When Can You See NEOWISE? Here’s the Comet’s Map & Time


Comet NEOWISE is here, but not much longer. It was first discovered by NASA on March 27. Once it’s gone, you won’t be able to see it again for 6,800 years.

Here’s what you need to know.

Map & Times for Seeing Neowise

Earlier this month, you had to get up early in the morning to see Neowise just before sunrise. But now you can see NEOWISE at night in the early evening, NASA explained. In the Northern hemisphere, NEOWISE is now visible just after sunset local time. You can see NEOWISE any time (including today), but its closest approach to the Earth will be on July 23.

Here’s a map provided by NASA for seeing Neowise. As you can see, the area you’ll be looking in the sky will change slightly depending on the date this month.


After sunset, look in the northwest sky below the Big Dipper, NASA advises. The comet will be a little higher in the sky over as the month progresses. NASA notes: “Observers at lower latitudes will see the comet lower in the sky, while it will appear higher for observers farther north.”

This video also explains how to see the comet in the sky.

The best way to watch NEOWISE (also known as Comet C/2020 F3) is by finding an area away from bright city lights, so the light pollution doesn’t dim your view of the comet, NASA suggests. Binoculars or a small telescope will help you see it better, because without these tools it might look like a star that has a tail and is a little fuzzy.

Here’s another video discussing how to see Neowise.

If you want to watch NEOWISE live, check out Gian Masi’s Virtual Telescope Project live stream airing on July 23.

Masi writes: “Comet C/2020 F3 NEOWISE is giving a superb show in the sky: the Virtual Telescope Project will show it to you live, online, next 23 July, when the comet will be at its closest to our planet. Join us from the comfort of your home!”

NEOWISE is written in all-caps because it’s named after the survey explorer that discovered it, NASA’s Near-Earth Object Wide-field Infrared Survey Explorer (NEOWISE.)
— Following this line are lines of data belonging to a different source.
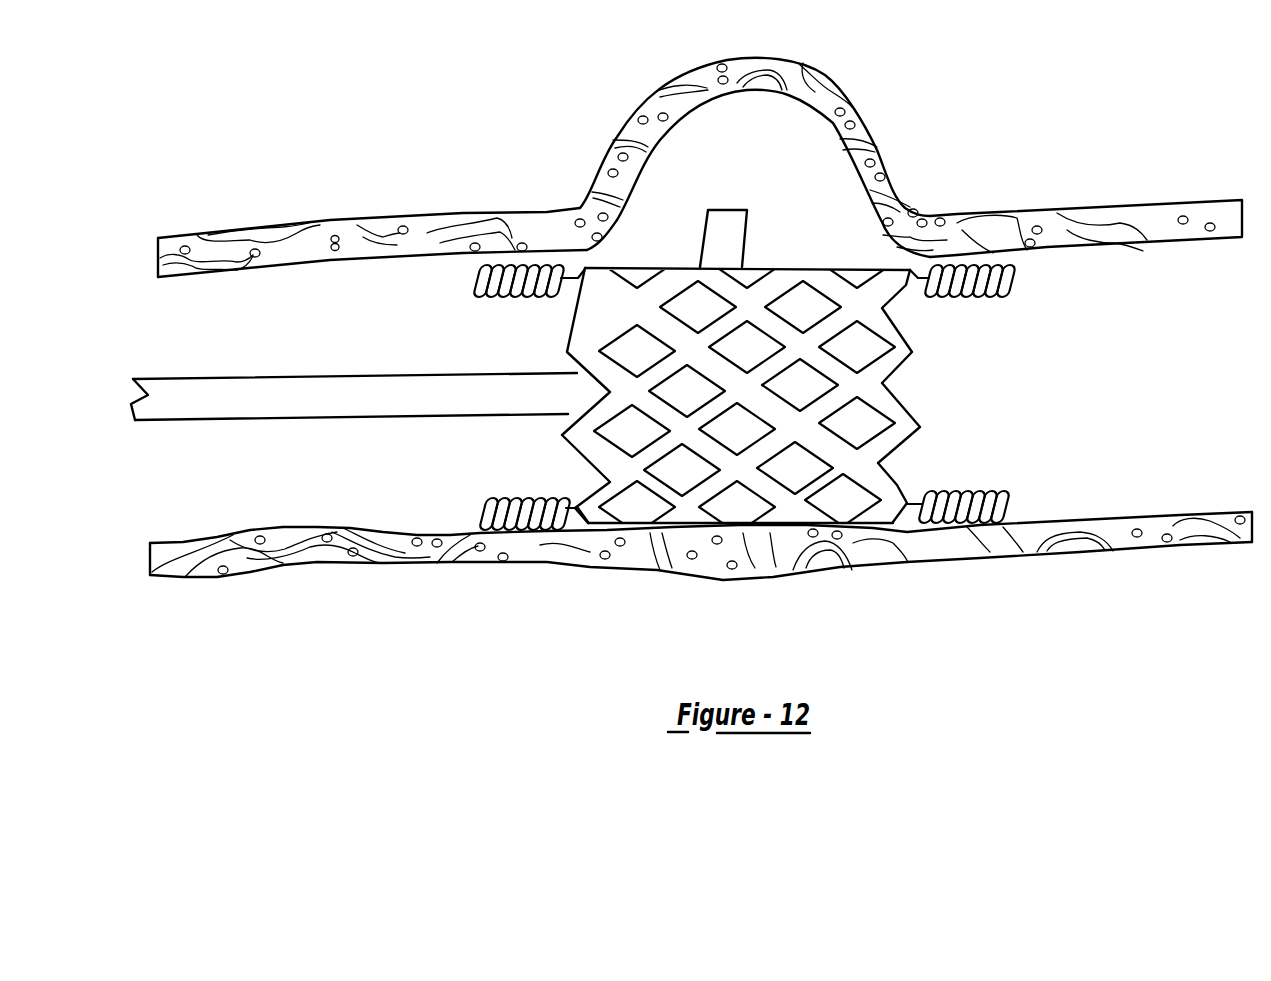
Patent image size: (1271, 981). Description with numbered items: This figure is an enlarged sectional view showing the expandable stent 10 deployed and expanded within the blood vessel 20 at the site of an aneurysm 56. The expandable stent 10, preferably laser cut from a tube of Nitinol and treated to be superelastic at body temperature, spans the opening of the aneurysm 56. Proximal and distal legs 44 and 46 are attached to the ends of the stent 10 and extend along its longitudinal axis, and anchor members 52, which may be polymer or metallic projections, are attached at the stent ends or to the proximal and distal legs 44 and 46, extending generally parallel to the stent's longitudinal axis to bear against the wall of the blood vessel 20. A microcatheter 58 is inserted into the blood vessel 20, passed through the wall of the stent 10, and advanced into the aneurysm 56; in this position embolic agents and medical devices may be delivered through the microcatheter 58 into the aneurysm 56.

The expandable stent 10 is at (737, 380).
The blood vessel 20 is at (248, 228).
The proximal leg 44 is at (570, 512).
The distal leg 46 is at (908, 503).
The anchor members 52 is at (512, 280).
The aneurysm 56 is at (716, 132).
The microcatheter 58 is at (364, 392).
This isn’t the only stargazing event that you’ll want to catch in the near future. Space.com reported the following events coming up:

  • July 19: You can see the crescent of the old moon near Mercury just before dawn
  • July 20: Saturn at Opposition (it will be visible all night)
  • July 22: Mercury at Greatest Western Elongation, just before dawn
  • July 24: Watch Europa’s shadow and the Great Red Spot transit Jupiter around 1:20 a.m. Eastern to 3:40 a.m. Eastern
  • July 27: First Quarter Moon
  • July 28: Southern Delta Aquariids Meteor Shower peak just before dawn. It will be active before this, but this is when it peaks.
  • July 31: Venus will rise in the east around 3 a.m. local time.
  • August 12: Perseid meteor shower
  • December 13-14: Geminids meteor shower
  • December 14: Solar eclipse (not visible in North America)
  • December 21: Jupiter and Saturn in conjunction

As you can see, even beyond Comet NEOWISE, a lot is happening in the skies for the rest of 2020 that you’ll want to see.